Some examples of useful Parquet outputs and where to find them:
the fast ETL outputs from your integration tests: these are in a temporary directory created by
pytest. Since these are already on your computer you don’t need to download them. The path is printed out at the beginning of thepytestrun and will look like:2025-07-25 16:05:49 [ INFO] test.conftest:386 Using temporary PUDL_OUTPUT: /path/to/your/temp/dirAny Branch builds outputs: if you have access to the internal build bucket, builds.catalyst.coop, you can also use the Parquet files you find there.
Updating table schemas¶
dbt stores information about a table’s schema and what tests are defined in a special YAML file that you need to keep up to date.
That file lives in pudl/dbt/models/<data_source>/<table_name>/schema.yml.
When you change a table’s schema in pudl.metadata.resources, you need to make a
matching change to the corresponding dbt YAML file.
In simple cases, dbt_helper can automatically update the schema of an existing
table with:
dbt_helper update-tables --schema table_to_update
This will work so long as none of the columns being updated have data tests or other
manually defined metadata associated with them. If the script finds tests or metadata it
will abort, leaving the schema unchanged, and you will have to update the schema
manually, by editing the columns list in the appropriate schema.yml file. If you
want to destructively replace an existing schema including any manually added tests or
metadata you can use --clobber:
dbt_helper update-tables --schema --clobber table_to_replace_entirely
Updating row counts¶
To create or update the row count expectations for a given table you need to:
Make sure a fresh version of the table is available in
$PUDL_OUTPUT/parquet. The expectations will be derived from what’s observed in that file.Add
check_row_counts_by_partitionto thedata_testssection of the the table’sschema.yml, if it isn’t there already.

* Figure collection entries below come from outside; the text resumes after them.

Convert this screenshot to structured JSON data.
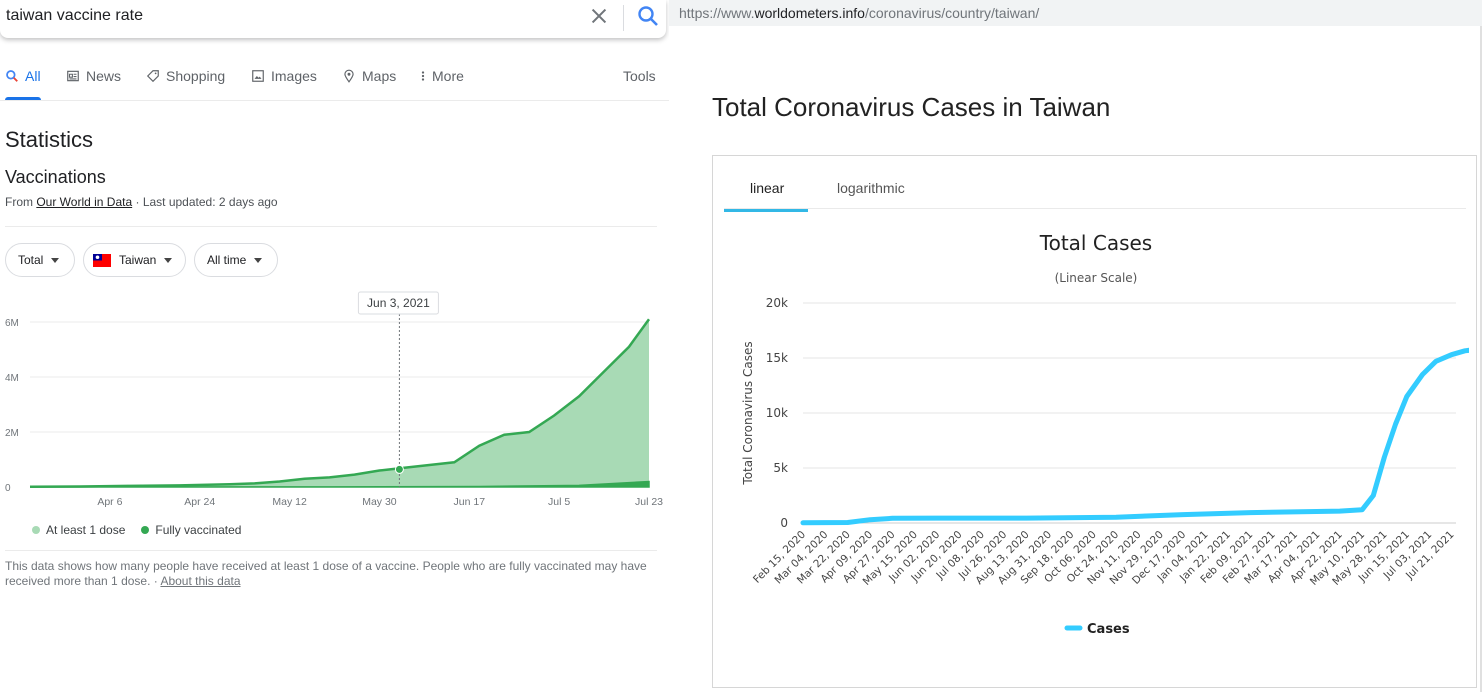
{
  "search": {
    "query": "taiwan vaccine rate",
    "tabs": [
      {
        "label": "All",
        "icon": "search-icon"
      },
      {
        "label": "News",
        "icon": "news-icon"
      },
      {
        "label": "Shopping",
        "icon": "tag-icon"
      },
      {
        "label": "Images",
        "icon": "image-icon"
      },
      {
        "label": "Maps",
        "icon": "map-pin-icon"
      },
      {
        "label": "More",
        "icon": "more-vert-icon"
      }
    ],
    "tools_label": "Tools"
  },
  "stats": {
    "heading": "Statistics",
    "subheading": "Vaccinations",
    "source_prefix": "From ",
    "source_link": "Our World in Data",
    "updated": " · Last updated: 2 days ago",
    "filters": {
      "total": "Total",
      "country": "Taiwan",
      "range": "All time"
    },
    "tooltip": "Jun 3, 2021",
    "legend": [
      {
        "label": "At least 1 dose",
        "color": "#a8dab5"
      },
      {
        "label": "Fully vaccinated",
        "color": "#34a853"
      }
    ],
    "note": "This data shows how many people have received at least 1 dose of a vaccine. People who are fully vaccinated may have received more than 1 dose.",
    "note_sep": " · ",
    "about_link": "About this data"
  },
  "browser": {
    "url_prefix": "https://www.",
    "url_domain": "worldometers.info",
    "url_path": "/coronavirus/country/taiwan/"
  },
  "worldometer": {
    "page_title": "Total Coronavirus Cases in Taiwan",
    "tab_linear": "linear",
    "tab_log": "logarithmic"
  },
  "chart_data": [
    {
      "type": "area",
      "title": "Vaccinations",
      "x_labels": [
        "Apr 6",
        "Apr 24",
        "May 12",
        "May 30",
        "Jun 17",
        "Jul 5",
        "Jul 23"
      ],
      "y_ticks": [
        "0",
        "2M",
        "4M",
        "6M"
      ],
      "ylim": [
        0,
        6400000
      ],
      "x_start": "Mar 21",
      "x_end": "Jul 23",
      "series": [
        {
          "name": "At least 1 dose",
          "color": "#a8dab5",
          "line_color": "#34a853",
          "x_days": [
            0,
            10,
            20,
            30,
            40,
            45,
            50,
            55,
            60,
            65,
            70,
            75,
            80,
            85,
            90,
            95,
            100,
            105,
            110,
            115,
            120,
            124
          ],
          "values": [
            10000,
            20000,
            40000,
            60000,
            100000,
            130000,
            200000,
            300000,
            350000,
            450000,
            600000,
            700000,
            800000,
            900000,
            1500000,
            1900000,
            2000000,
            2600000,
            3300000,
            4200000,
            5100000,
            6100000
          ]
        },
        {
          "name": "Fully vaccinated",
          "color": "#34a853",
          "x_days": [
            0,
            60,
            90,
            110,
            124
          ],
          "values": [
            0,
            5000,
            20000,
            60000,
            200000
          ]
        }
      ],
      "highlight": {
        "label": "Jun 3, 2021",
        "x_day": 74,
        "value": 640000
      }
    },
    {
      "type": "line",
      "title": "Total Cases",
      "subtitle": "(Linear Scale)",
      "ylabel": "Total Coronavirus Cases",
      "y_ticks": [
        "0",
        "5k",
        "10k",
        "15k",
        "20k"
      ],
      "ylim": [
        0,
        20000
      ],
      "x_labels": [
        "Feb 15, 2020",
        "Mar 04, 2020",
        "Mar 22, 2020",
        "Apr 09, 2020",
        "Apr 27, 2020",
        "May 15, 2020",
        "Jun 02, 2020",
        "Jun 20, 2020",
        "Jul 08, 2020",
        "Jul 26, 2020",
        "Aug 13, 2020",
        "Aug 31, 2020",
        "Sep 18, 2020",
        "Oct 06, 2020",
        "Oct 24, 2020",
        "Nov 11, 2020",
        "Nov 29, 2020",
        "Dec 17, 2020",
        "Jan 04, 2021",
        "Jan 22, 2021",
        "Feb 09, 2021",
        "Feb 27, 2021",
        "Mar 17, 2021",
        "Apr 04, 2021",
        "Apr 22, 2021",
        "May 10, 2021",
        "May 28, 2021",
        "Jun 15, 2021",
        "Jul 03, 2021",
        "Jul 21, 2021"
      ],
      "legend": "Cases",
      "series": [
        {
          "name": "Cases",
          "color": "#33ccff",
          "points": [
            [
              0,
              18
            ],
            [
              2,
              45
            ],
            [
              3,
              300
            ],
            [
              4,
              429
            ],
            [
              6,
              443
            ],
            [
              10,
              450
            ],
            [
              14,
              530
            ],
            [
              17,
              766
            ],
            [
              20,
              950
            ],
            [
              24,
              1080
            ],
            [
              25,
              1200
            ],
            [
              25.5,
              2500
            ],
            [
              26,
              6000
            ],
            [
              26.5,
              9000
            ],
            [
              27,
              11500
            ],
            [
              27.7,
              13500
            ],
            [
              28.3,
              14700
            ],
            [
              29,
              15300
            ],
            [
              29.6,
              15650
            ],
            [
              30.2,
              15800
            ]
          ]
        }
      ]
    }
  ]
}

When ready to generate row count expectations,
the data_tests for a new table might look like this:
version: 2
sources:
- name: pudl
tables:
- name: new_table_name
data_tests:
- check_row_counts_per_partition:
arguments:
table_name: new_table_name
partition_expr: "EXTRACT(YEAR FROM report_date)"
Then you can run:
dbt_helper update-tables --row-counts new_table_name
If this is a brand new table, you should see changes appear in
dbt/seeds/etl_full_row_counts.csv. If you’re updating the row counts for a table
that already exists, you’ll need to use the --clobber option to make the script
overwrite existing row counts:
dbt_helper update-tables --row-counts --clobber new_table_name
Warning
You should rarely if ever need to edit the row-counts file directly. It needs to be kept sorted to minimize diffs in git, and manually calculating and editing row counts is both tedious and error prone.